The answer to this question is a function of technology, economics, science, and sociocultural perspectives:
  • Technically, the answer to the question relates to the value of the residual contents in the used nuclear fuel and the challenge of extracting and using them.
  • Economically, the answer relates to the cost of recovering any useful residual content of the used nuclear fuel and the relative cost of disposing of the once-used nuclear fuel vs. disposing of the residual wastes created from recovering the useful contents of the used nuclear fuel and reusing them. 
  • Scientifically, the concerns are those associated with understanding our ability to isolate various forms of radioactive waste from the biosphere for sufficient periods of time to ensure they pose no threat to mankind or the environment.

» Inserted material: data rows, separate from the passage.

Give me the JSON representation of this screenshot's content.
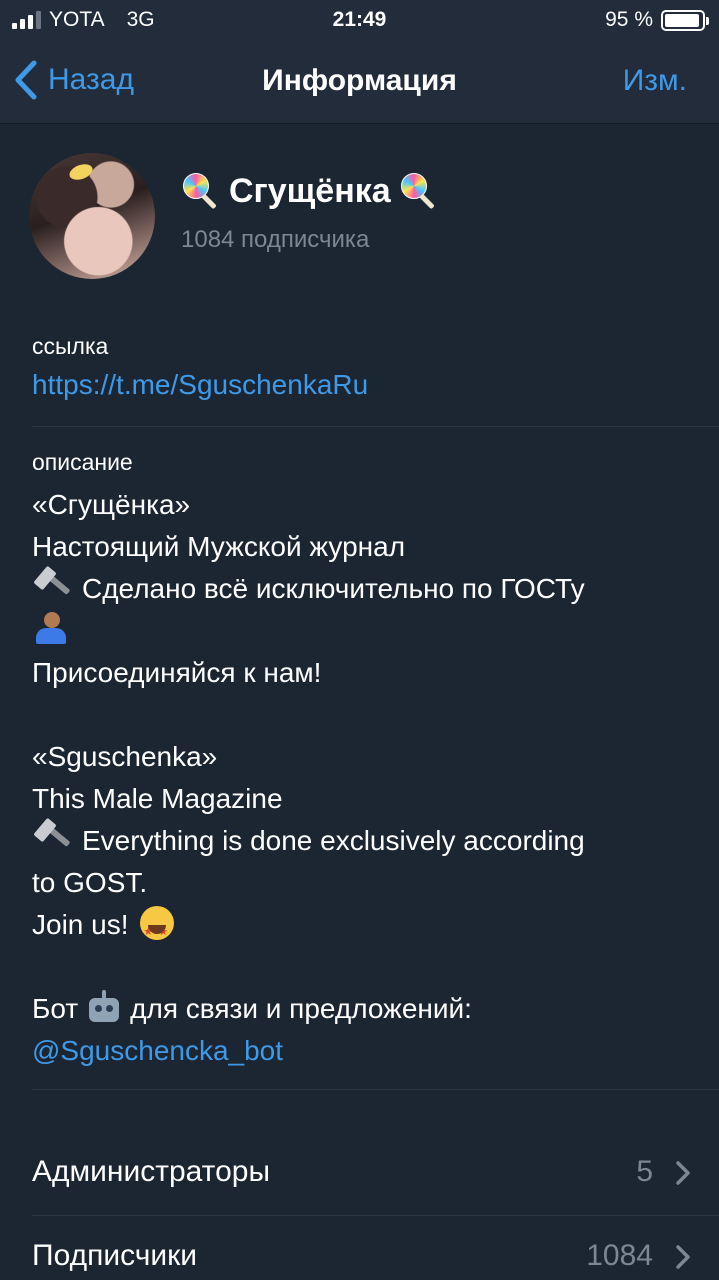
{
  "status_bar": {
    "carrier": "YOTA",
    "network": "3G",
    "time": "21:49",
    "battery_text": "95 %",
    "battery_level": 0.95,
    "signal_bars_filled": 3,
    "signal_bars_total": 4
  },
  "nav": {
    "back_label": "Назад",
    "title": "Информация",
    "edit_label": "Изм."
  },
  "channel": {
    "name": "Сгущёнка",
    "name_emoji_icon": "lollipop-icon",
    "subscribers_text": "1084 подписчика"
  },
  "link_section": {
    "label": "ссылка",
    "url": "https://t.me/SguschenkaRu"
  },
  "description_section": {
    "label": "описание",
    "lines": {
      "ru_title": "«Сгущёнка»",
      "ru_subtitle": "Настоящий Мужской журнал",
      "ru_made": "Сделано всё исключительно по ГОСТу",
      "ru_join": "Присоединяйся к нам!",
      "en_title": "«Sguschenka»",
      "en_subtitle": "This Male Magazine",
      "en_made_1": "Everything is done exclusively according",
      "en_made_2": "to GOST.",
      "en_join": "Join us!",
      "bot_prefix": "Бот",
      "bot_suffix": "для связи и предложений:",
      "bot_handle": "@Sguschencka_bot"
    },
    "icons": [
      "hammer-icon",
      "man-tipping-hand-icon",
      "star-struck-face-icon",
      "robot-icon"
    ]
  },
  "rows": [
    {
      "label": "Администраторы",
      "value": "5"
    },
    {
      "label": "Подписчики",
      "value": "1084"
    }
  ],
  "colors": {
    "background": "#1c2532",
    "bar": "#222c3a",
    "accent": "#3e9ae8",
    "secondary_text": "#7d8794"
  }
}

  • Socially, the issues span the spectrum from the fear of all things nuclear, to concerns about "big government", to Not In My Back Yard (NIMBY) mentality, to inter-generational social equity, etc.
Where one sits in time and the march of technological progress and social thought obviously impacts the answer to the waste vs. resource question.

The President's Blue Ribbon Commission on America's Nuclear Future (BRC Website here) recently presented a number of common sense steps for dealing with the nuclear waste issue in their final report.  A key recommendation of the Commission was that the U.S. should learn from the Yucca Mountain experience and move to a more consensus-based, incentive-driven siting approach for future nuclear waste repositories.

I hope someone is listening to them.  We all have a stake in the outcome.